Érase que se era hace varios milenios, cuando el Imperio Romano aún existía, había una pequeña isla en el Atlántico llamada Menfis. Menfis era una pequeña nación, con grandes bosques, ciudades, montañas, ríos; pero lo que más le interesaba a Roma eran sus grandes canteras y minas Doradas. Las Doradas eran grandes canteras y minas de las que se extraían minerales preciosos como diamantes o rubíes, y metales como el oro, la plata y el hierro. En Menfis ejercía el poder un anciano sabio y querido con su hijo, el príncipe Isaac. La reina había sido asesinada por los romanos en la última guerra. El rey odiaba al emperador y estaba rabioso y sediento de venganza porque se llevaban el oro a su país y siempre iban de señoritingos.

Un día se atrevió a enfrentarse a él. Sin embargo, lo único que consiguió fue irritar y malhumorar al emperador. Una noche, una embarcación desembarcó en Pretoria, capital de Menfis, y los tripulantes de aquel barco entregaron un mensaje. El emperador ya no quería paz e iba a hacer que el rey pagara su insolencia. Iba a conquistar Menfis sin piedad…

El rey, al saber lo que decía el mensaje, se suicidó tirándose al mar. Isaac asumió todo el poder y mandó refugiarse a todos a los montes. Tenía la esperanza de que la leyenda  del papiro fuese cierta. Al parecer, el rey siempre le contaba las historias de la cuna de las civilizaciones y del papiro, que afirmaban que el ser humano venía de una gran ciudad allí ubicada con una gran tecnología y fuerza armamentística.

Cuando llegaron arriba, encontraron los restos de una fabulosa ciudad casi ya inapreciables y una gran cueva con un papiro en su interior.
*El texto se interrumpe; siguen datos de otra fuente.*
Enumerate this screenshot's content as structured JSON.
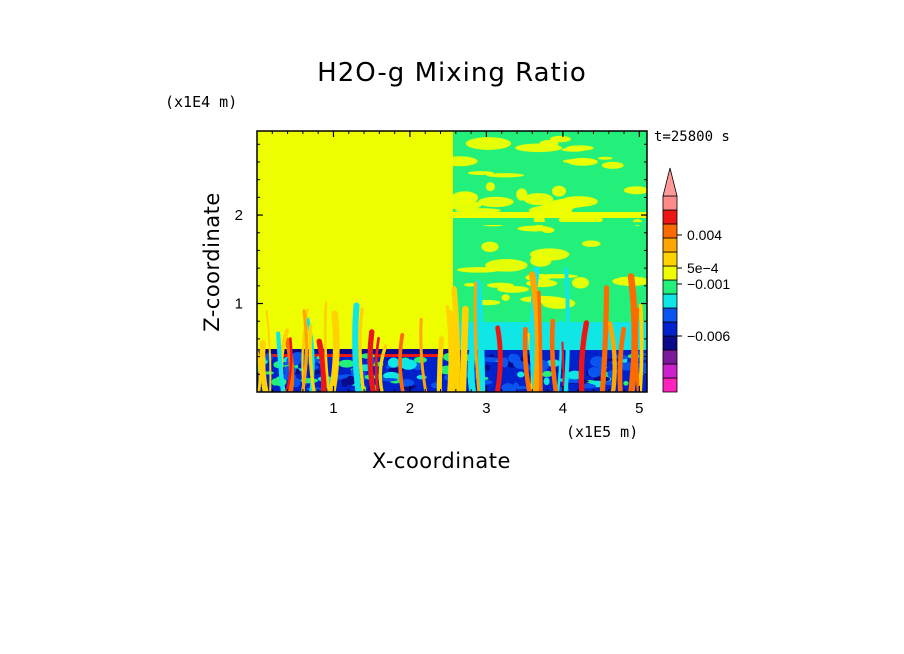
{
  "chart_data": {
    "type": "heatmap",
    "title": "H2O-g Mixing Ratio",
    "xlabel": "X-coordinate",
    "ylabel": "Z-coordinate",
    "x_unit": "(x1E5 m)",
    "y_unit": "(x1E4 m)",
    "time_label": "t=25800 s",
    "xlim": [
      0,
      5.1
    ],
    "ylim": [
      0,
      2.95
    ],
    "x_ticks": [
      1,
      2,
      3,
      4,
      5
    ],
    "y_ticks": [
      1,
      2
    ],
    "colorbar": {
      "labels": [
        {
          "text": "0.004",
          "level": 0.004
        },
        {
          "text": "5e-4",
          "level": 0.0005
        },
        {
          "text": "-0.001",
          "level": -0.001
        },
        {
          "text": "-0.006",
          "level": -0.006
        }
      ],
      "colors": [
        "#ff22bb",
        "#cc22cc",
        "#7a1a9a",
        "#0a0a8a",
        "#0022cc",
        "#0a55f0",
        "#11e6e6",
        "#22f07a",
        "#eefe00",
        "#ffd200",
        "#ffa500",
        "#ff6a00",
        "#ee1515",
        "#ff8a8a",
        "#ff9999"
      ]
    },
    "colors": {
      "background_field": "#eefe00",
      "upper_right_field": "#22f07a"
    }
  }
}
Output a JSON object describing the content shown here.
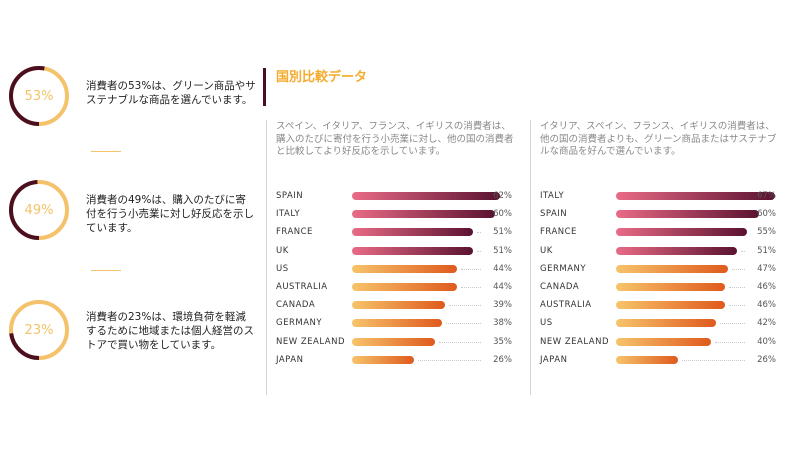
{
  "stats": [
    {
      "percent": "53%",
      "value": 0.53,
      "text": "消費者の53%は、グリーン商品やサステナブルな商品を選んでいます。"
    },
    {
      "percent": "49%",
      "value": 0.49,
      "text": "消費者の49%は、購入のたびに寄付を行う小売業に対し好反応を示しています。"
    },
    {
      "percent": "23%",
      "value": 0.23,
      "text": "消費者の23%は、環境負荷を軽減するために地域または個人経営のストアで買い物をしています。"
    }
  ],
  "section_title": "国別比較データ",
  "colors": {
    "ring_track": "#f3c26a",
    "ring_fill": "#4a0f20",
    "bar_top_start": "#e96b86",
    "bar_top_end": "#5a1230",
    "bar_low_start": "#f7c46a",
    "bar_low_end": "#df5a1e",
    "accent": "#f5ab2e"
  },
  "chart_data": [
    {
      "type": "bar",
      "orientation": "horizontal",
      "description_text": "スペイン、イタリア、フランス、イギリスの消費者は、購入のたびに寄付を行う小売業に対し、他の国の消費者と比較してより好反応を示しています。",
      "categories": [
        "SPAIN",
        "ITALY",
        "FRANCE",
        "UK",
        "US",
        "AUSTRALIA",
        "CANADA",
        "GERMANY",
        "NEW ZEALAND",
        "JAPAN"
      ],
      "values": [
        62,
        60,
        51,
        51,
        44,
        44,
        39,
        38,
        35,
        26
      ],
      "value_labels": [
        "62%",
        "60%",
        "51%",
        "51%",
        "44%",
        "44%",
        "39%",
        "38%",
        "35%",
        "26%"
      ],
      "highlight_top": 4
    },
    {
      "type": "bar",
      "orientation": "horizontal",
      "description_text": "イタリア、スペイン、フランス、イギリスの消費者は、他の国の消費者よりも、グリーン商品またはサステナブルな商品を好んで選んでいます。",
      "categories": [
        "ITALY",
        "SPAIN",
        "FRANCE",
        "UK",
        "GERMANY",
        "CANADA",
        "AUSTRALIA",
        "US",
        "NEW ZEALAND",
        "JAPAN"
      ],
      "values": [
        67,
        60,
        55,
        51,
        47,
        46,
        46,
        42,
        40,
        26
      ],
      "value_labels": [
        "67%",
        "60%",
        "55%",
        "51%",
        "47%",
        "46%",
        "46%",
        "42%",
        "40%",
        "26%"
      ],
      "highlight_top": 4
    }
  ]
}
Había sido llevado allí para que los romanos no se hiciesen con el poder del sistema griego de defensa de Arquímedes.

Isaac mandó que todo el mundo se pusiese a trabajar para salvar sus vidas y su nación. Cuando las primeras naves romanas llegaron, fueron asediadas por todas aquellas herramientas de Arquímedes como los espejos ustorios, el refuerzo de hierro en el casco de los barcos, las catapultas más precisas jamás creadas y cañones de fuego.

La guerra duró varias semanas y por fin Isaac ganó. Todo el reino fue liberado de las cadenas de la opresión y los romanos aprendieron que no eran bien recibidos allí. Así fue como Isaac se ganó el respeto de su pueblo y el de los romanos.

Colorín colorado este cuento se ha fugado.